Using NMR, we were able to quantify the rates and thermodynamics of HX of specific amide groups, which allowed us to examine the stabilities of individual H-bonds, domains, and the enzyme as a whole. This revealed phosphorylation-dependent increases in stability that are locally large for individual H-bonds (>4 kcal/mol at many sites in D1, D3, and D4), moderate in the folding stability of D3 and D4 (≥1.3 kcal/mol), and more subtle for the enzyme as a whole (≥0.4 kcal/mol) (Figs. 3, S6, and S9). Along with localized variations in stability (Figs. 3 and 6; Movies S1 and S2), these findings provide a complex but unified biophysical portrayal. The combination of HX methods and dynamics simulations (Fig. 3 and 6) may have wider applicability for appreciating the varied effects of phosphorylation on proteins.
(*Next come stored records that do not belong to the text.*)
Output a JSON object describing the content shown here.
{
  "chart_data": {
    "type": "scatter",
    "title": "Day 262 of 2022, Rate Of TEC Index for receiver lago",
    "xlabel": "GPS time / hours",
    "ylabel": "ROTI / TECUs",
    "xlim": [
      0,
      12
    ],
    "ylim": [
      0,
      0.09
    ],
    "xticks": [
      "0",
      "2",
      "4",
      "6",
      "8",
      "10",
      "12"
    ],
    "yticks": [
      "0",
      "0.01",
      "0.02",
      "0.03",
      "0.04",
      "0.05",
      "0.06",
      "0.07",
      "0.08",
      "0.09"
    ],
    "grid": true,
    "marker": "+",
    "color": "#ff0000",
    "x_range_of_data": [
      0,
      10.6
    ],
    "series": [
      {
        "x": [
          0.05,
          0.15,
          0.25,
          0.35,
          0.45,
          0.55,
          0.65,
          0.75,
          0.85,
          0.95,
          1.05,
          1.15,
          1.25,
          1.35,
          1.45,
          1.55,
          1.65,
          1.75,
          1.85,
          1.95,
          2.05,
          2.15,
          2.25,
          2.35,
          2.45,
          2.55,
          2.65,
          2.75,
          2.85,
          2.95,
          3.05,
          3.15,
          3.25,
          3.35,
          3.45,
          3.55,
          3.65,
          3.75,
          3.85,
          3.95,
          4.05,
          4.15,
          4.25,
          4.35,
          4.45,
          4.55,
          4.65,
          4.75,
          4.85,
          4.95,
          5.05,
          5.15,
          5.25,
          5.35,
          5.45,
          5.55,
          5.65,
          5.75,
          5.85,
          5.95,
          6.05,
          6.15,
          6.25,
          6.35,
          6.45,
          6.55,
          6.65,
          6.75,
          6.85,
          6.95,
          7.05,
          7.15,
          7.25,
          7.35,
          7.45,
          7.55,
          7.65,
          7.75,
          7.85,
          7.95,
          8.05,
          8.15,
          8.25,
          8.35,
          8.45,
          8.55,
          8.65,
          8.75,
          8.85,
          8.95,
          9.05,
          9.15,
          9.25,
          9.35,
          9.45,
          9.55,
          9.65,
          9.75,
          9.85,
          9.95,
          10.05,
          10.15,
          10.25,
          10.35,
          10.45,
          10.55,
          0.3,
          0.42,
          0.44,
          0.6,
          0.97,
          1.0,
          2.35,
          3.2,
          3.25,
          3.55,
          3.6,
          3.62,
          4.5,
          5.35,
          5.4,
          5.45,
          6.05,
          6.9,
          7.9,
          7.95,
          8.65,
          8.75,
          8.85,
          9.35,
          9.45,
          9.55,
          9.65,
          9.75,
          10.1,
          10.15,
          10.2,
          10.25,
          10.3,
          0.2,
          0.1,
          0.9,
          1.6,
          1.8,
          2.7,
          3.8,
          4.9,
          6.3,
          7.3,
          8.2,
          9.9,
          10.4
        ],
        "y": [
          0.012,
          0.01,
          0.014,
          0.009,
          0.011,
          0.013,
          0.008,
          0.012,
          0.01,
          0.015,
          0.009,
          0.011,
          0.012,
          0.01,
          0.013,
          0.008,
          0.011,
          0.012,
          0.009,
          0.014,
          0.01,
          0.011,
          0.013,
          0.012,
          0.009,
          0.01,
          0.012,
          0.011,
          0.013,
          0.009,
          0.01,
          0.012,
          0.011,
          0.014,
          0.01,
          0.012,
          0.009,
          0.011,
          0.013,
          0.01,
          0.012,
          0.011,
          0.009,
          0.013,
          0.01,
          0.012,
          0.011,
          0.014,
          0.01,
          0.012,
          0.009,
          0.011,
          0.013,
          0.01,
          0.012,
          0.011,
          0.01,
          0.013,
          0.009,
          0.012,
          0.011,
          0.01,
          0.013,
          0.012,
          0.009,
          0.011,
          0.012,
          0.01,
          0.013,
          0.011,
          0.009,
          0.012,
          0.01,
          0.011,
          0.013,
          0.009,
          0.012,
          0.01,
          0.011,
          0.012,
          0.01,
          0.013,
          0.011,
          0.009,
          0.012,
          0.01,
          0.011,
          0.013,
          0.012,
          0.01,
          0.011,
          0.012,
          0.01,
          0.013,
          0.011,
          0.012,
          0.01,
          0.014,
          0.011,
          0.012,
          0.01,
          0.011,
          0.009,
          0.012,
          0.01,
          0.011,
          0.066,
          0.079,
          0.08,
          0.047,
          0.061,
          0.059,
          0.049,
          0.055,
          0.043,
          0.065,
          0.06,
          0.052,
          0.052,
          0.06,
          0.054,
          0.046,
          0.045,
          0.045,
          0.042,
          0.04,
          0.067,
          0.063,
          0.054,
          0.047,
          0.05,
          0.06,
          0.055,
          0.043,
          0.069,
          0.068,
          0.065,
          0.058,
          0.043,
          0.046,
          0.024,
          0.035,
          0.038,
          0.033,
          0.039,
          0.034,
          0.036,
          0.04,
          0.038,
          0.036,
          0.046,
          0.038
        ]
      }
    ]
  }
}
Long-range effects of phosphorylation on HDX of enzymes

Phosphorylation of Ser-108 slowed HDX to the farthest reaches of D2–D4 (Fig. 3). Moreover, the addition of two negative charges at the site of phosphorylation attracted D4 in both static and dynamic simulations, resulting in domain rotation about the flexible hinge between D3 and D4 (Figs. 5, 6, and 7). These results are reminiscent of those due to phosphorylation in other systems. For example, phosphorylation of the activation segment of p38 MAP kinase at two sites or protein kinase A (PKA) at a single site analogously slowed HDX of loops at long range and locally in the activation segment, and increased the folding stability of PKA (48,49). In the protein kinase ERK2, dual phosphorylation of the activation segment also induced long-range changes in HDX (mostly small decreases) as well as increases in four peptides, suggesting functionally relevant mobility in its ATP-binding loop and activation segment (50). The results for PMM/PGM suggest that the trend of phosphorylation restricting motions at long range while enabling some motions closer to the active site may be shared among some members of the protein kinase and α-D-phosphohexomutase superfamilies, which are mechanistically very different phosphoryl transfer enzymes. Mobility appears to modulate substrate access to protein kinases and the 180° reorientation of the intermediate in dephosphorylated PMM/PGM.

Conclusions

Our calculations strongly suggest that phosphorylation of Ser-108 in D1 electrostatically attracts D4, narrowing the catalytic cleft and breadth of PMM/PGM. This electrostriction accounts for the properties of the phosphorylated form (Apo-P) demonstrated above, i.e., less accessibility to probes, enhanced folding stability, stabilization of many H-bonds by >4 kcal/mol, much slowing of HX with stability increases of >1.3 kcal/mol for D3 and the adjacent face of D4, and increased rigidity in the stabilized D3-D4 interface. Narrowing of the active-site cleft due to phosphorylation probably aids capture of phosphohexose substrates, whereas opening upon dephosphorylation aids rotation of the bisphosphorylated intermediate. NMR and MD simulations paint a more complex, varied, and detailed landscape of HX changes than does peptide-resolved HDX-MS. The proposal that flexibility increases in the dephosphorylated form (Apo-deP) are global (19) must be tempered by the observation of a large number of unaffected sites and some sites with dephosphorylation-induced slowing of HX, especially in D1 and D2, which is also supported by MD trajectories. The rigidity increases upon phosphorylation are widespread, being mostly concentrated in D3 and D4, which draw closer upon phosphorylation. The ∼100 sites with phosphorylation-promoted stability increases, as well as the stability decreases in D1 and D2, are truly long-range effects that reach the most distant flanks of the enzyme. Such behaviors parallel HDX-MS characterizations of protein kinases, suggesting analogous long-range effects of phosphorylation in both superfamilies of multidomain enzymes.

Supporting Material

Movie S1. HDS of Apo-deP

Time course of hydrogen-deuterium exchange of Apo-deP. Yellow is >90% exchanged. Orange is 10–90% exchanged. Red is <10% exchanged.

Movie S2. HDX of Apo-P

Time course of hydrogen-deuterium exchange of Apo-P. Yellow is >90% exchanged. Orange is 10–90% exchanged. Red is <10% exchanged.